Malaria vaccine trials promising18th October 2006
Prospects for a malaria vaccine have been boosted by results from a trial in 2000 children in Mozambique.
Although the vaccine reduced the risk of infection by only 30% compared with a control vaccine - this is far better than any previous result.
Even more impressive, say the investigators, is that the vaccine reduced the risk that the children - aged one to four - would develop the most severe and lethal form of malaria by 57%.
Better still, the risk of severe disease in recipients aged less than two saw a 77% reduction. The investigators are delighted by this because, ultimately, they want to give the vaccine to infants in their first year of life to maximise early protection.
The vaccine attacks Plasmodium falciparum - the parasite which causes malaria - at the early infection stage, when it has just been injected into human blood by the bite of a carrier mosquito.

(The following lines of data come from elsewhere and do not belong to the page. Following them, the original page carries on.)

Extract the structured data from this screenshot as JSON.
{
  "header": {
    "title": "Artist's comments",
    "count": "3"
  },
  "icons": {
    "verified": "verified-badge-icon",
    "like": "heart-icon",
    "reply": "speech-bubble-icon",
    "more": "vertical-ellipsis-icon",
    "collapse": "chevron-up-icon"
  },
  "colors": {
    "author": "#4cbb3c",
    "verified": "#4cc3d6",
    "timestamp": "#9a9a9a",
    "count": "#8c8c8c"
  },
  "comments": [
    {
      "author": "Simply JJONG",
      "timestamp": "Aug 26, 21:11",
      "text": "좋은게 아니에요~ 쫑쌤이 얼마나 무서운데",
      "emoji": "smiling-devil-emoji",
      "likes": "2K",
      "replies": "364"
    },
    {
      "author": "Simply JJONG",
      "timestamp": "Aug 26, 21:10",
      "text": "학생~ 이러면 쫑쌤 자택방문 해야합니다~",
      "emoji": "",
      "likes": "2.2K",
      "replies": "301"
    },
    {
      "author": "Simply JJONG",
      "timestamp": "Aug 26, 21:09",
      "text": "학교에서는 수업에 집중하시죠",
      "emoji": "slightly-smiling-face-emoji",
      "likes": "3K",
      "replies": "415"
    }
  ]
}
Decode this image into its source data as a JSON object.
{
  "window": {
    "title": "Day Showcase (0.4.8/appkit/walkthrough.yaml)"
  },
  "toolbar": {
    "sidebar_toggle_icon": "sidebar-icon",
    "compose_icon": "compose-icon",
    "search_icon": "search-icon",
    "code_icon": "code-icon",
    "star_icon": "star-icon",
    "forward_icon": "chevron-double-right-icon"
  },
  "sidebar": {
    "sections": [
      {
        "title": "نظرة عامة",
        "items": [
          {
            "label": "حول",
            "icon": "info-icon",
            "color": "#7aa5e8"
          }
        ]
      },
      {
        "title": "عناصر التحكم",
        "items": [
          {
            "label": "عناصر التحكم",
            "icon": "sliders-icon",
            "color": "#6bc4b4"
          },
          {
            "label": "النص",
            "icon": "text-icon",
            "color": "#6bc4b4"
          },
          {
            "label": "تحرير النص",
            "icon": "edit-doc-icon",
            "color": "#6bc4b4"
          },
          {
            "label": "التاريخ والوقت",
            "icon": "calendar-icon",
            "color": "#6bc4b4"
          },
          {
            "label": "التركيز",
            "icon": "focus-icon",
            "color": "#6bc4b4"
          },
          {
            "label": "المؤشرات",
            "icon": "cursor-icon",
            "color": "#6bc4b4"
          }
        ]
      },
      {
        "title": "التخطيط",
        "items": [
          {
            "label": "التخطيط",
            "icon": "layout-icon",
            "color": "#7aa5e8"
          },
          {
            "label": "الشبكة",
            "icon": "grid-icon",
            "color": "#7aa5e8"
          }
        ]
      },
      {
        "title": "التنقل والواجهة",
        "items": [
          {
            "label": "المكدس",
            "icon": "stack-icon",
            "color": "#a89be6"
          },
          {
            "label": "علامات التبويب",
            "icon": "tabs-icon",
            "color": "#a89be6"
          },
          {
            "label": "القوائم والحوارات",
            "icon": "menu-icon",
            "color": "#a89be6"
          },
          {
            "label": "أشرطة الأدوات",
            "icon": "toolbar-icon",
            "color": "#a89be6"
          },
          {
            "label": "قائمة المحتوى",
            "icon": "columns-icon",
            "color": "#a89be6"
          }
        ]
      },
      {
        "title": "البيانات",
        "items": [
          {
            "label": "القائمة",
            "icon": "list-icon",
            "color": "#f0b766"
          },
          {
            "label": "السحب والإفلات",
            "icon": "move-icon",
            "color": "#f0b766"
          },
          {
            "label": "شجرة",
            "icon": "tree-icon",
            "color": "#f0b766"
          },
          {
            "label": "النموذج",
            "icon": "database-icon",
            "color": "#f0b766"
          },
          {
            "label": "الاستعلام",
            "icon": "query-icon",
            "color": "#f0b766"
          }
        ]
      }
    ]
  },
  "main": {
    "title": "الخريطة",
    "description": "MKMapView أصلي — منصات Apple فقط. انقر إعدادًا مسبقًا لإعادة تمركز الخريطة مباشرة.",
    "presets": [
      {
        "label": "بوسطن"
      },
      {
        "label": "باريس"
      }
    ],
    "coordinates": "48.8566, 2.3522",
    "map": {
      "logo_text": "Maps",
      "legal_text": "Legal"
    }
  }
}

Unchallenged, the parasitic sporozoites make their way to the liver where they grow and mature into the merozoites. These are potentially lethal when released from the liver into the blood.
The vaccine, named RTS,S/AS02A carries two short proteins, called RTS and S, mimicking a key surface component of the sporozoite usually recognised by the immune system.
Incorporated into the empty shell of a hepatitis B vaccine, the new vaccine is thought to trigger production of antibodies and white blood cells that recognise and neutralise the sporozoites.
The development partners hope to begin larger, phase III trials as soon as possible, working steadily towards the goal of a vaccine for infants.
But it might take until 2010 to get the vaccine cleared and ready for use, warns Jean Stephenne, general manager of GSK Biologicals. And the price - estimated at $10 to $20 per vaccination - may be too much for some poorer nations unless richer countries help foot the bill.
Meanwhile, a new study by the London School of Hygiene and Tropical Medicine suggests that an effective way to treat pregnant women infected with malaria is with the use of older medications that have fallen out of use.
The study, which was conducted in Ghana between 2003 and 2004, separated pregnant women diagnosed with malaria into four trial branches and used different medications alone or in combination to see if any were suitable treatments. The study concluded that amodiaquine used alone or in combination with sulphadoxine-pyrimethamine (SP), was a safe and effective treatment for pregnant women.
The World Health Organisation (WHO) says that 30 million pregnant women in Africa live in malaria-endemic areas and that 200,000 newborns die each year due to malaria during pregnancy.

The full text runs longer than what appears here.